La notizia del suicidio viene diffusa dal segretario generale del sindacato Sappe, Donato Capece: «Purtroppo, nonostante il costante lavoro svolto dagli agenti, non si è riusciti a evitare il suicidio». Le parole del sindacalista stridono, enormemente, con quanto poche ore dopo affermano in Rete alcuni suoi colleghi. Perché è sui social network che si scatena la rabbia (e l’idiozia) di alcuni agenti che «commentano» la notizia del suicidio attraverso la pagina Facebook del sindacato Alsippe (Alleanza sindacale polizia penitenziaria). Tanto che, dopo che il caso è esploso scatenando l’indignazione della Rete, ieri il ministro della Giustizia Andrea Orlando ha convocato il capo del dipartimento dell’amministrazione penitenziaria Santi Consolo. Mentre lo stesso Dap ha aperto un’inchiesta per «individuare i responsabili» e valutare azioni disciplinari, come assicura il vicedirettore Luigi Pagano.
I commenti sulla pagina Facebook dell’Alsippe sono stati eliminati alcune ore dopo, ma la loro traccia non è scomparsa: «Un rumeno in meno»; «Scommettiamo che il giudice metterà sotto inchiesta chi era in servizio?»; «Mettere a disposizione più corde…»; «-1»; «Questo passo dovrebbero farlo in tanti»; «Ottimo, speriamo abbia sofferto». Ai commenti si sono aggiunti i «mi piace», quasi a innescare una gara di cinismo. Qualcuno ha tentato di riportare la calma e la ragione: «Comprendo i disagi gravi del vostro lavoro, ma la morte non si augura a nessuno». L’esito è fallimentare: «Lavora tu in un istituto poi vedrai. Per questo mestiere devi avere core nero ». Quasi tutti i commentatori sono agenti in servizio nelle carceri di mezza Italia. Coloro ai quali lo Stato ha dato «in custodia le persone private della libertà».
Dal punto di vista numerico la sigla dell’Alleanza sindacale rappresenta una assoluta minoranza degli agenti.
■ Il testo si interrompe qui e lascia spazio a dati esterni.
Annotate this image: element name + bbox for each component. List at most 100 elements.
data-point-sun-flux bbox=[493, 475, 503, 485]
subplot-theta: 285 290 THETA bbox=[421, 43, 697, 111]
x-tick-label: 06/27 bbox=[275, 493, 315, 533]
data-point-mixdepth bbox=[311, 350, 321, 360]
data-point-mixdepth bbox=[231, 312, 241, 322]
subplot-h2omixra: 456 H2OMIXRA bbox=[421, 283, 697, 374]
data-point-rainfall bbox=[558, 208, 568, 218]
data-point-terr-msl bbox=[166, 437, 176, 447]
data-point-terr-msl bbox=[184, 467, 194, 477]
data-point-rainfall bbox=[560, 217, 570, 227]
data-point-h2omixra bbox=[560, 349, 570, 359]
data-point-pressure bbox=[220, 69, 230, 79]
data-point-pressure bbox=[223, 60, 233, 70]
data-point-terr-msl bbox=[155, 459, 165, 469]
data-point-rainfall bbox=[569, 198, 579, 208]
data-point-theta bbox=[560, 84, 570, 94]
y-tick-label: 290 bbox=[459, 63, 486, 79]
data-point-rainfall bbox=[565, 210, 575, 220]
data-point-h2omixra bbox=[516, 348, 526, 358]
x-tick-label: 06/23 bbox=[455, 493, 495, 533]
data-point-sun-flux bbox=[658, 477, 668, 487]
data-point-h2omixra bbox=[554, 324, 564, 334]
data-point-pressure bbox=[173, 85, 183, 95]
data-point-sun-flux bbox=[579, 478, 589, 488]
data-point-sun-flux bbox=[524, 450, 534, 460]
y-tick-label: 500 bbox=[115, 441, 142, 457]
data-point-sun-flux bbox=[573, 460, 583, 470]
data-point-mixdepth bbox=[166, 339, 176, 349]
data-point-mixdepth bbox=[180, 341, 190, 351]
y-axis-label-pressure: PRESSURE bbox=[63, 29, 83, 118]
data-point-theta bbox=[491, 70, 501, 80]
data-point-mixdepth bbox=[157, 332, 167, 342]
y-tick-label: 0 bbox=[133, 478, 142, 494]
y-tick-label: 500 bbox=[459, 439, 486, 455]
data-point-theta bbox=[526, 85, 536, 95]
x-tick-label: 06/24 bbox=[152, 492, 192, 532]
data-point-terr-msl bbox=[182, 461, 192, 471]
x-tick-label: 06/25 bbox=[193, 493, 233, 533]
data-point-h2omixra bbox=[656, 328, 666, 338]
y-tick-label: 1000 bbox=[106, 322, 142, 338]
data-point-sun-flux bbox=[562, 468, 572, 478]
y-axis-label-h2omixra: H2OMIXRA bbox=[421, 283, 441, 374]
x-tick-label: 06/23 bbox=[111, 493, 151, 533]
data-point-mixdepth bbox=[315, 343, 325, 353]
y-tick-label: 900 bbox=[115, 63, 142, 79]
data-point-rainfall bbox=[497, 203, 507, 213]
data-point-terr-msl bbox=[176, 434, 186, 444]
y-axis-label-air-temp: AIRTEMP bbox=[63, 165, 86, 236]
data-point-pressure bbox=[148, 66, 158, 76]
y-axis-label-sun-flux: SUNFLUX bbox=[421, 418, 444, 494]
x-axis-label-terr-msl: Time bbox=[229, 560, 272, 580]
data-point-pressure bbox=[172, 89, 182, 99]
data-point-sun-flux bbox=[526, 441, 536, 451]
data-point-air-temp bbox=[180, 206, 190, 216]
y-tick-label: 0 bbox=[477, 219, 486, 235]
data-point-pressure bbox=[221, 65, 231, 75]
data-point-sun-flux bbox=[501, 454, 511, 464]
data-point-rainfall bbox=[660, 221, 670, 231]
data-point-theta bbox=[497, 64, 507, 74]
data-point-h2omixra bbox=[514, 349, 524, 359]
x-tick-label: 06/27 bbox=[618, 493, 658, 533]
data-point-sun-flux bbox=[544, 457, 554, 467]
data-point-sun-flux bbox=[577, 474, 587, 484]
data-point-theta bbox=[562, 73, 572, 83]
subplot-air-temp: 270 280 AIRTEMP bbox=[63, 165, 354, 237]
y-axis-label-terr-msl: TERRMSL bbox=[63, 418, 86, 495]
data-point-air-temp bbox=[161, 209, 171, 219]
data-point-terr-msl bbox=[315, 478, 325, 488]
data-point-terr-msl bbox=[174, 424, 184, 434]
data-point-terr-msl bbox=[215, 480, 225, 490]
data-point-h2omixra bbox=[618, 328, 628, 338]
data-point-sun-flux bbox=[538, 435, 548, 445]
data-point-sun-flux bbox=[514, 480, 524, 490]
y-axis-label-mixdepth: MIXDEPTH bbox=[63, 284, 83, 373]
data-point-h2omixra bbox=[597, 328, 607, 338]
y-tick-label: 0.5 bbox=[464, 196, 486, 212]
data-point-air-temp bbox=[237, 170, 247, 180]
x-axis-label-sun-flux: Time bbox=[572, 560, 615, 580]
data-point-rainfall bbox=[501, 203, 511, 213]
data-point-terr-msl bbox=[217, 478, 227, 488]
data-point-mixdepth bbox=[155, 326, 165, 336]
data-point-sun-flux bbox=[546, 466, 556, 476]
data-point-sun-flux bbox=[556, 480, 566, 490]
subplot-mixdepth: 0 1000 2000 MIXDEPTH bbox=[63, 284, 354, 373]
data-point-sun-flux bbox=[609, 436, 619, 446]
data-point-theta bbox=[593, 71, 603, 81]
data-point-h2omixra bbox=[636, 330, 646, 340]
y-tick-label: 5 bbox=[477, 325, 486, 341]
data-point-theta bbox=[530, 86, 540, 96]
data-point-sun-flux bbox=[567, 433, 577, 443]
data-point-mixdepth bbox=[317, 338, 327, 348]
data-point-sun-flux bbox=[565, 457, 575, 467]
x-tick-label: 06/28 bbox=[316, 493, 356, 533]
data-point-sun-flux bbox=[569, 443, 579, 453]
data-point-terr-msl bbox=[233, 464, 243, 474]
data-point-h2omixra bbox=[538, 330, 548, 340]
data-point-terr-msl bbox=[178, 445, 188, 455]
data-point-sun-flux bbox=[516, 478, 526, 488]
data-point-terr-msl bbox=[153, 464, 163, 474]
I primi a prendere le distanze sono gli altri sindacati (certamente più rappresentativi) di polizia penitenziaria: «Parole che umiliano il nostro lavoro e i nostri sforzi». Tra i seicento agenti in servizio nel supercarcere di Opera, nessuno o quasi fa riferimento all’Alsippe: «Mi auguro che chi ha fatto questi commenti non indossi mai più una divisa — dice amareggiato il direttore del penitenziario, Giacinto Siciliano —. Questa vicenda è un’offesa per noi e per la famiglia della vittima. Facciamo sforzi enormi per evitare i suicidi in cella».
Dal coro di indignati (dalle associazioni per il reinserimento dei detenuti fino a deputati e senatori) il solo distinguo arriva dal leghista Matteo Salvini: «Conoscendo quali sono le condizioni in cui lavorano gli agenti non dico che giustifico, ma capisco».